|
Overview

|

|
A large telecommunications company achieves significant, measurable cost savings and increased IT operations management efficiencies through the adoption of a new, emerging availability and performance management (APM) solution using behavior learning technology. IT operations stakeholders should use this research to optimize these tools' value, for faster returns on investment (ROI) and to reduce tool maintenance costs.
- Behavior learning technologies have matured, allowing IT organizations to move from a reactive state focused on mean-time to repair to a proactive state where outage avoidance becomes a more realistic objective.
- Behavior learning tools augment and enhance existing APM tools.
- Behavior learning tools enable organizations to effectively transition to service-based monitoring to improve IT business alignment, versus a traditional (and less-relevant) IT element uptime focus.
- Consider using behavior learning products if your IT organization is looking to move from a reactive, event-driven IT operations state to a proactive one where events are detected before they impact IT services.
- Focus on a specific set of applications when implementing behavior learning software, proving its value; then use the value to justify broadening its use.
- Test behavior learning tools in a lab environment before purchase, using real production data to prove their abilities.
- Don't assume that IT management behavior learning tools will allow you to eliminate or replace existing APM tools; APM products are typically needed to provide the data from which learning behavior can be ascertained.
- Be aware that even if you're not ready to manage end-to-end IT services, implementing behavior learning tools can help you optimize static element performance monitoring investments.
|
|


|
What You Need to Know

|

|
The adoption of IT operations management behavior learning tools (which have less than 5% market penetration) continues to grow, allowing IT organizations to proactively identify and isolate faults and performance issues in the IT infrastructure. One of the world's largest telecommunications companies successfully deployed an IT operations management-related behavior learning technology across eight of their U.S. data centers where it consolidated, correlated and logged performance data from a number of existing APM tools, allowing the IT organization to identify and avoid IT issues before they impacted the company's mission-critical IT services.
We recommend that mature IT organizations evaluate these tools to move to a more predictive environment for critical IT services. However, even organizations not yet ready to manage at the IT service level can gain value from these tools to get faster ROI and to lower the costs to maintain their element performance management tools.

|
|


|
Case Study

|

|
IT organizations have been striving to find an IT management product that allows IT operations to identify and deal with IT issues before they impact the business. For years, management vendors have tried to design products to meet this need, but most have failed to deliver an offering meeting budgetary and technology demands of most enterprises. The most recent iteration of behavior learning tools appears to have found the right product architecture and approach to succeed. At Gartner, we classify these statistics-based analysis (statistical analysis-based) products as IT operations management "behavior learning" tools because they learn application performance behavior over time, much like the science of artificial intelligence.
These tools consolidate performance data from a wide range of APM sources, quickly establishing a "normal" behavior pattern or profile, which is then automatically analyzed and compared with newly gathered data to detect subtle anomalies in real time. Mainly due to market skepticism, the current behavior learning tools have taken a long time to make their presence felt.
One of the U.S.' largest telecommunications companies, with more than 60 million customers, was trying to solve the age-old IT management problem of identifying, isolating and solving IT performance problems before they impacted the business. The telco needed to move beyond trying to keep up with solving issues as they occurred, because this approach was not only creating IT service problems, but was also requiring significant personnel expenditures to remediate issues.

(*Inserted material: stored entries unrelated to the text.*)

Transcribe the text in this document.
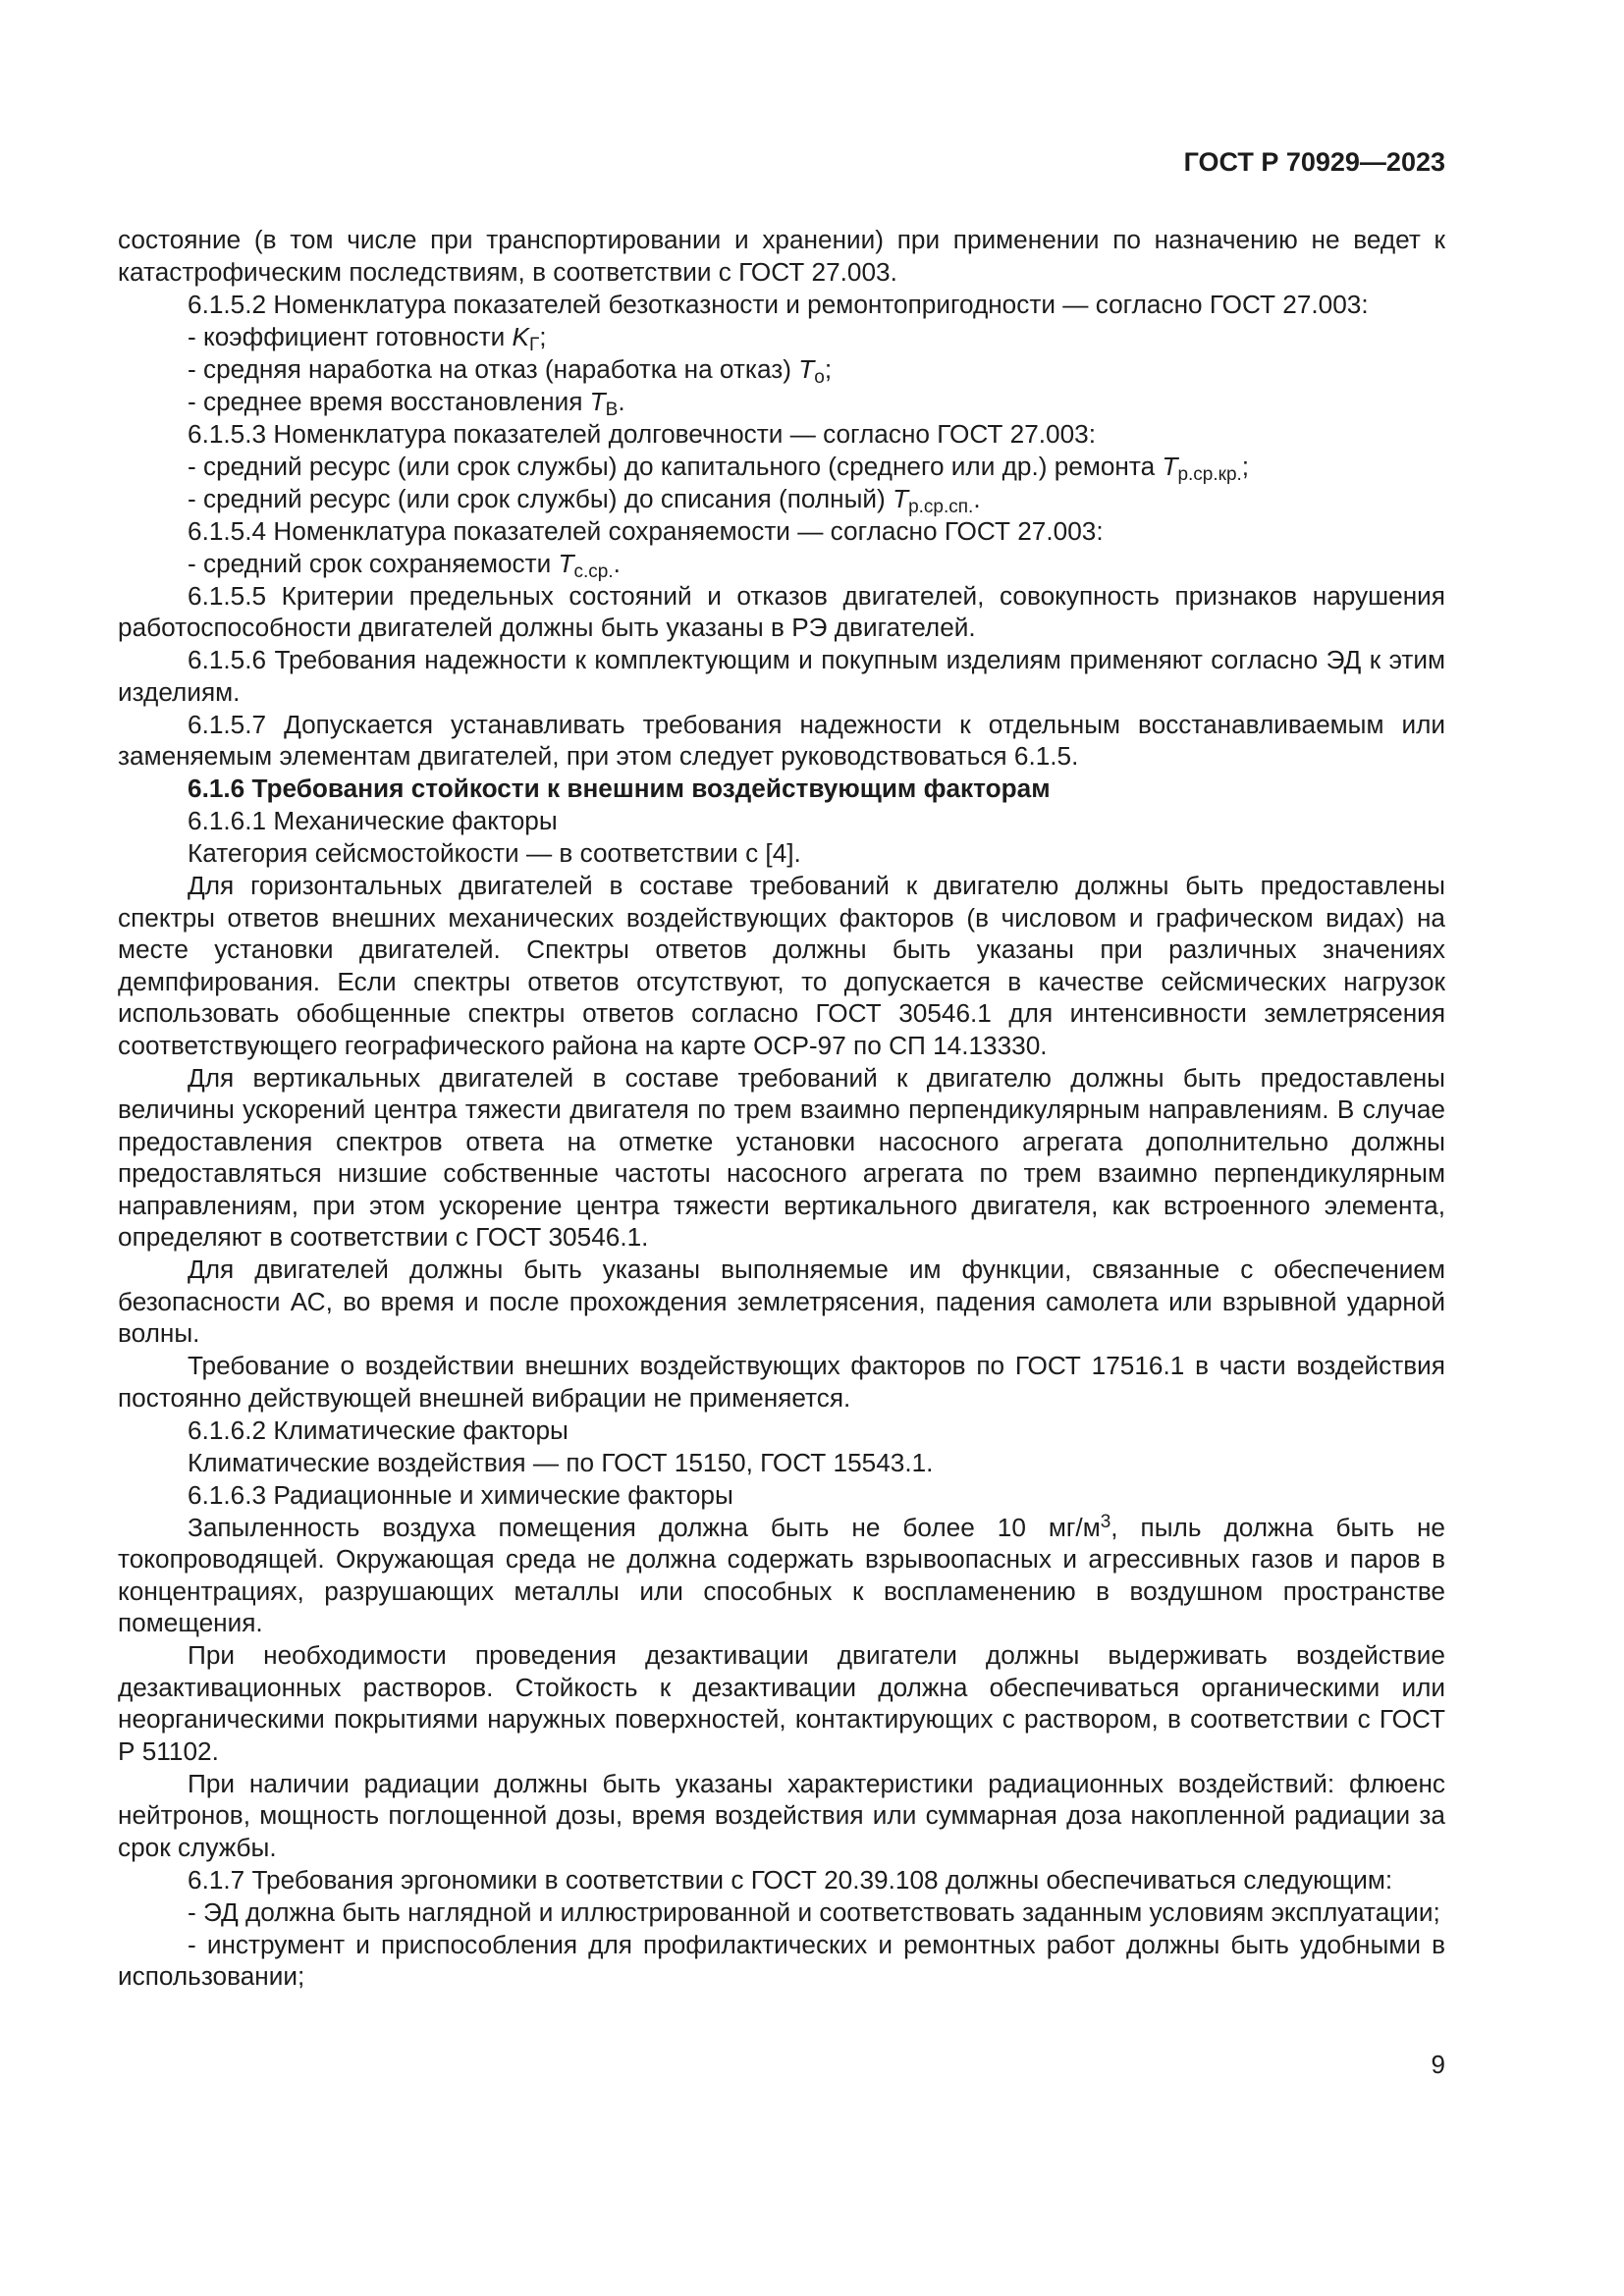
ГОСТ Р 70929—2023

состояние (в том числе при транспортировании и хранении) при применении по назначению не ведет к катастрофическим последствиям, в соответствии с ГОСТ 27.003.

6.1.5.2 Номенклатура показателей безотказности и ремонтопригодности — согласно ГОСТ 27.003:

- коэффициент готовности $K_Г$;

- средняя наработка на отказ (наработка на отказ) $T_о$;

- среднее время восстановления $T_В$.

6.1.5.3 Номенклатура показателей долговечности — согласно ГОСТ 27.003:

- средний ресурс (или срок службы) до капитального (среднего или др.) ремонта $T_{р.ср.кр.}$;

- средний ресурс (или срок службы) до списания (полный) $T_{р.ср.сп.}$.

6.1.5.4 Номенклатура показателей сохраняемости — согласно ГОСТ 27.003:

- средний срок сохраняемости $T_{с.ср.}$.

6.1.5.5 Критерии предельных состояний и отказов двигателей, совокупность признаков нарушения работоспособности двигателей должны быть указаны в РЭ двигателей.

6.1.5.6 Требования надежности к комплектующим и покупным изделиям применяют согласно ЭД к этим изделиям.

6.1.5.7 Допускается устанавливать требования надежности к отдельным восстанавливаемым или заменяемым элементам двигателей, при этом следует руководствоваться 6.1.5.

6.1.6 Требования стойкости к внешним воздействующим факторам

6.1.6.1 Механические факторы

Категория сейсмостойкости — в соответствии с [4].

Для горизонтальных двигателей в составе требований к двигателю должны быть предоставлены спектры ответов внешних механических воздействующих факторов (в числовом и графическом видах) на месте установки двигателей. Спектры ответов должны быть указаны при различных значениях демпфирования. Если спектры ответов отсутствуют, то допускается в качестве сейсмических нагрузок использовать обобщенные спектры ответов согласно ГОСТ 30546.1 для интенсивности землетрясения соответствующего географического района на карте ОСР-97 по СП 14.13330.

Для вертикальных двигателей в составе требований к двигателю должны быть предоставлены величины ускорений центра тяжести двигателя по трем взаимно перпендикулярным направлениям. В случае предоставления спектров ответа на отметке установки насосного агрегата дополнительно должны предоставляться низшие собственные частоты насосного агрегата по трем взаимно перпендикулярным направлениям, при этом ускорение центра тяжести вертикального двигателя, как встроенного элемента, определяют в соответствии с ГОСТ 30546.1.

Для двигателей должны быть указаны выполняемые им функции, связанные с обеспечением безопасности АС, во время и после прохождения землетрясения, падения самолета или взрывной ударной волны.

Требование о воздействии внешних воздействующих факторов по ГОСТ 17516.1 в части воздействия постоянно действующей внешней вибрации не применяется.

6.1.6.2 Климатические факторы

Климатические воздействия — по ГОСТ 15150, ГОСТ 15543.1.

6.1.6.3 Радиационные и химические факторы

Запыленность воздуха помещения должна быть не более 10 $мг/м^3$, пыль должна быть не токопроводящей. Окружающая среда не должна содержать взрывоопасных и агрессивных газов и паров в концентрациях, разрушающих металлы или способных к воспламенению в воздушном пространстве помещения.

При необходимости проведения дезактивации двигатели должны выдерживать воздействие дезактивационных растворов. Стойкость к дезактивации должна обеспечиваться органическими или неорганическими покрытиями наружных поверхностей, контактирующих с раствором, в соответствии с ГОСТ Р 51102.

При наличии радиации должны быть указаны характеристики радиационных воздействий: флюенс нейтронов, мощность поглощенной дозы, время воздействия или суммарная доза накопленной радиации за срок службы.

6.1.7 Требования эргономики в соответствии с ГОСТ 20.39.108 должны обеспечиваться следующим:

- ЭД должна быть наглядной и иллюстрированной и соответствовать заданным условиям эксплуатации;

- инструмент и приспособления для профилактических и ремонтных работ должны быть удобными в использовании;

9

The telco's IT organization was already at a high state of IT maturity, with documented processes, an established and well-run organizational structure, and a set of IT operations management tools providing an insight into the availability state of key IT infrastructure elements. The telco had achieved a consistently measurable 99.9% availability metric; however, it needed to understand the quality (for example, performance) of the IT services being provided to end users. The need was to find and implement a product that could consolidate, normalize and analyze all APM data in a holistic way, and transform the IT support organization to one with a proactive management footing. In addition, the telco wanted to leverage its existing IT operations management tools technology and skills investments.
The telco wanted to prove an ROI focused on two principle areas:
- Saving time and resources, in addition to improving consistency, by automating the process for setting performance thresholds. The old process involved application support members opening tickets with various tools teams to adjust threshold settings manually.
- Improving application performance for mission-critical applications, especially those supporting revenue-generating services. The early notification and quick resolution of performance problems would result in more effective use of these applications.
The telco also had a number of expectations that included improving application performance for mission-critical and revenue-generating applications through advanced performance analysis.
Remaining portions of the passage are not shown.